Tout commence pourtant bien. Nous sommes, nous annoncent des projections de texte, à la fois à Turin entre 1888 et 1889 avec Nietzsche mais aussi à Paris en 2001, post 11-Septembre. Deux pôles, deux récits auxquels se cognent des comédiens anglophones de la deuxième situation comprenant vite qu'ils se sont trompés de pièce. Ce décalage immédiat avec l'objet théâtral est non seulement comique mais aussi jubilatoire : bienvenue dans les arcanes de la fabrication du spectacle !
Rideau de velours rouge, portes mobiles sur roulettes, humour noir sur des enfants traités comme des bêtes et délire d'Ervart qui, fou de jalousie, mitraille à tout-va. Il attaque un peuple dont l'absence physique sur scène est remarquée par une comédienne qui cherche du travail (!). Labiche est à peine entrevu que déjà la pièce le dépasse et fait la jonction avec notre époque (les attentats ne sont pas loin). Prometteur.
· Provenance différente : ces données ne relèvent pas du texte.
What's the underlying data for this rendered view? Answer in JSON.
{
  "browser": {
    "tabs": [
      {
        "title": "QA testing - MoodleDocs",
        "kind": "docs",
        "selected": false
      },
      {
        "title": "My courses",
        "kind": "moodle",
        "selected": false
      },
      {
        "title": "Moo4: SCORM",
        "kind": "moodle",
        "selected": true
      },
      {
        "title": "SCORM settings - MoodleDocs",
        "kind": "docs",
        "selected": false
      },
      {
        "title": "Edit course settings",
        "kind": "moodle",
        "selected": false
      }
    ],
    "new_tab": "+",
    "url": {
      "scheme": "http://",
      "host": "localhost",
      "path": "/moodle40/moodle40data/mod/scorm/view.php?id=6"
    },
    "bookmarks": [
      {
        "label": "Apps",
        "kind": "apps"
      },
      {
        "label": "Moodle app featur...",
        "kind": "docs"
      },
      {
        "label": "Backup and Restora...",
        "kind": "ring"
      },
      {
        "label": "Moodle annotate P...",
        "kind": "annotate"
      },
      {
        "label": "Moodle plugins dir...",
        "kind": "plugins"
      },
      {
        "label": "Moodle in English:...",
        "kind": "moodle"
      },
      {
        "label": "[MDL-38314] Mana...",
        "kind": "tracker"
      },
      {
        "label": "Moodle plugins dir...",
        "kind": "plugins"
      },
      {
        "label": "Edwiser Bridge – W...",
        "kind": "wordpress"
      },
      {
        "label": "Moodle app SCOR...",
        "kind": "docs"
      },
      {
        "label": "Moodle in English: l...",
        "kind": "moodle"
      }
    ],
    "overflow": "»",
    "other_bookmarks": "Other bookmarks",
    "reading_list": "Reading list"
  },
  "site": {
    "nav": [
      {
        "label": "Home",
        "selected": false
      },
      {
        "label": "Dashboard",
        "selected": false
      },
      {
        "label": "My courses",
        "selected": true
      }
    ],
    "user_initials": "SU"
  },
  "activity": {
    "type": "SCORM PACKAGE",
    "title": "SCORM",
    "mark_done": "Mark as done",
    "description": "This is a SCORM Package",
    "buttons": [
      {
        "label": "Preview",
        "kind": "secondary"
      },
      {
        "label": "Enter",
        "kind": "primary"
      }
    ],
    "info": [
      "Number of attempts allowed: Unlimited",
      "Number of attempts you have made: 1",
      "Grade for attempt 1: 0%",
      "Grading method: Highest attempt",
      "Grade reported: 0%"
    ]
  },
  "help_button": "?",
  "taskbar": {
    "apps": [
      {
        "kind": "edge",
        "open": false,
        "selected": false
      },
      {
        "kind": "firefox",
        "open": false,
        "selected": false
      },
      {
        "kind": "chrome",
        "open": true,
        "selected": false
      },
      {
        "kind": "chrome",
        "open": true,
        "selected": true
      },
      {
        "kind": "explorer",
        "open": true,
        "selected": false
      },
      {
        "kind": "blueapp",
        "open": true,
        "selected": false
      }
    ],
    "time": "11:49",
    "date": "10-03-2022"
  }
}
Ervart ou la finesse au placard
Problème : le rythme de cette création, née la semaine dernière à la Comédie de Saint-Étienne et bientôt en place au Rond-Point à Paris, s'essouffle très rapidement dans des scènes surlignées voire grossières. Ervart (Dedienne, bon élève) est poursuivi ad nauseam par une ombre (l'amant supposé de sa femme), ses paranoïas ridiculisées (son épouse mimant très grossièrement des gestes d'actes sexuels) et son jouet érotique (l'actrice qui cherche un travail) discrédité par un accoutrement grotesque de prostituée. Bien sûr cette pièce est une farce, qui d'ailleurs n'emprunte le nom de Nietzsche que pour se donner une fausse contenance et offrir un numéro de claquettes incongru, mais ceci ne justifiait pas un tel bégaiement sur le plateau.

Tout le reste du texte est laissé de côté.